Media executive addresses news overload, activism among young consumers
Media executive advises on news overload, youth activism
In an age where access to information is endless and the media is more polarized than ever, it is easy for some people to drown in the sea of hateful, misleading and dangerous news.
Others make a choice to step back and ignore the flood of news entirely, suggesting there are too many problems to face and injustices to protest.
For digital media executive and CNN political analyst Natasha Alford, the high volume of news and information can be valuable to society as a whole.
“We have access to so many more bodies of knowledge than we did before and that can make for a more complete story,” Alford said. “That can make for a more complete understanding of history.”
Alford, who is vice president of digital content at Black news outlet TheGrio, has spent this week as a professional in residence at Syracuse University’s Newhouse School, meeting with students and leading conversations about today’s news industry.
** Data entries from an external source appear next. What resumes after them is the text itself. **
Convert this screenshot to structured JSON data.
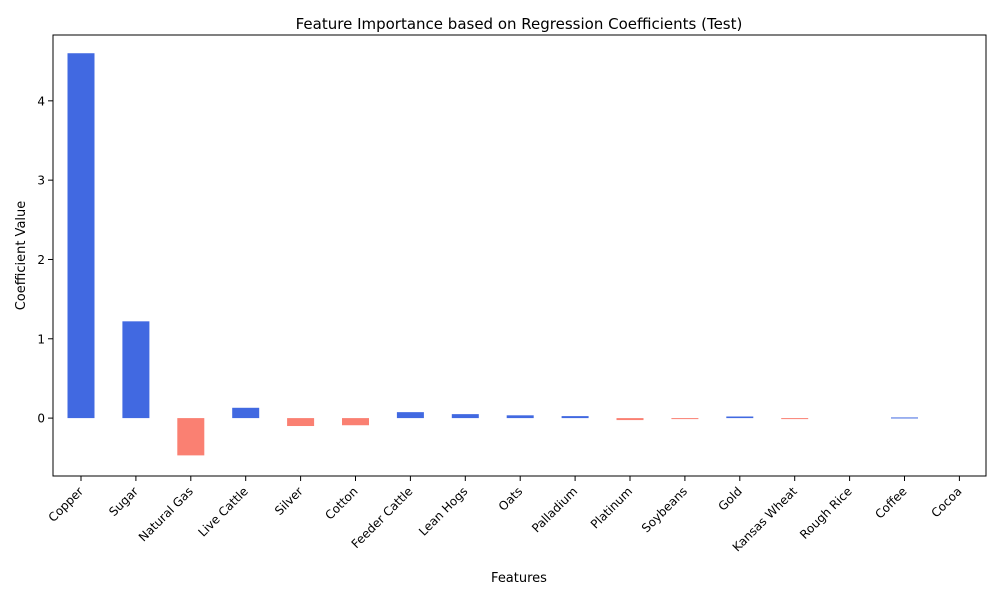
{
  "chart_data": {
    "type": "bar",
    "title": "Feature Importance based on Regression Coefficients (Test)",
    "xlabel": "Features",
    "ylabel": "Coefficient Value",
    "categories": [
      "Copper",
      "Sugar",
      "Natural Gas",
      "Live Cattle",
      "Silver",
      "Cotton",
      "Feeder Cattle",
      "Lean Hogs",
      "Oats",
      "Palladium",
      "Platinum",
      "Soybeans",
      "Gold",
      "Kansas Wheat",
      "Rough Rice",
      "Coffee",
      "Cocoa"
    ],
    "values": [
      4.6,
      1.22,
      -0.47,
      0.13,
      -0.1,
      -0.09,
      0.075,
      0.05,
      0.035,
      0.025,
      -0.025,
      -0.012,
      0.02,
      -0.01,
      0.0,
      0.008,
      0.0
    ],
    "ylim": [
      -0.73,
      4.83
    ],
    "yticks": [
      0,
      1,
      2,
      3,
      4
    ],
    "colors": {
      "positive": "#4169E1",
      "negative": "#FA8072"
    },
    "grid": false,
    "legend": "none"
  }
}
Alford said she has concerns about young consumers’ news habits, especially relying mostly on social media where they may encounter one-sided stories.
“People tend to go to sources that affirm beliefs they already have or bias they already have,” Alford said. “Look for the most neutral source.”
Alford warned that the influx of media in people’s news feeds can lead to apathy and inaction, or what she described as the “bystander effect.”
“The more people witness some sort of crisis, the less likely they are to do something about it,” she said.
Alford said she’s regularly asked how to be an effective activist, which she advises to follow the issues and causes that a person is passionate about.
“Think about what your talents and your skills, where they can be applied to be the most effective,” she said.
Freshman Katie McClellan who attended Wednesday’s talk at Newhouse about community, identity and self-care said she appreciated Alford’s advice to “show up as if it belongs to you” when it comes to activism within each of their communities.
“[This is] such an important way to look at your involvement in the world,” McClellan said.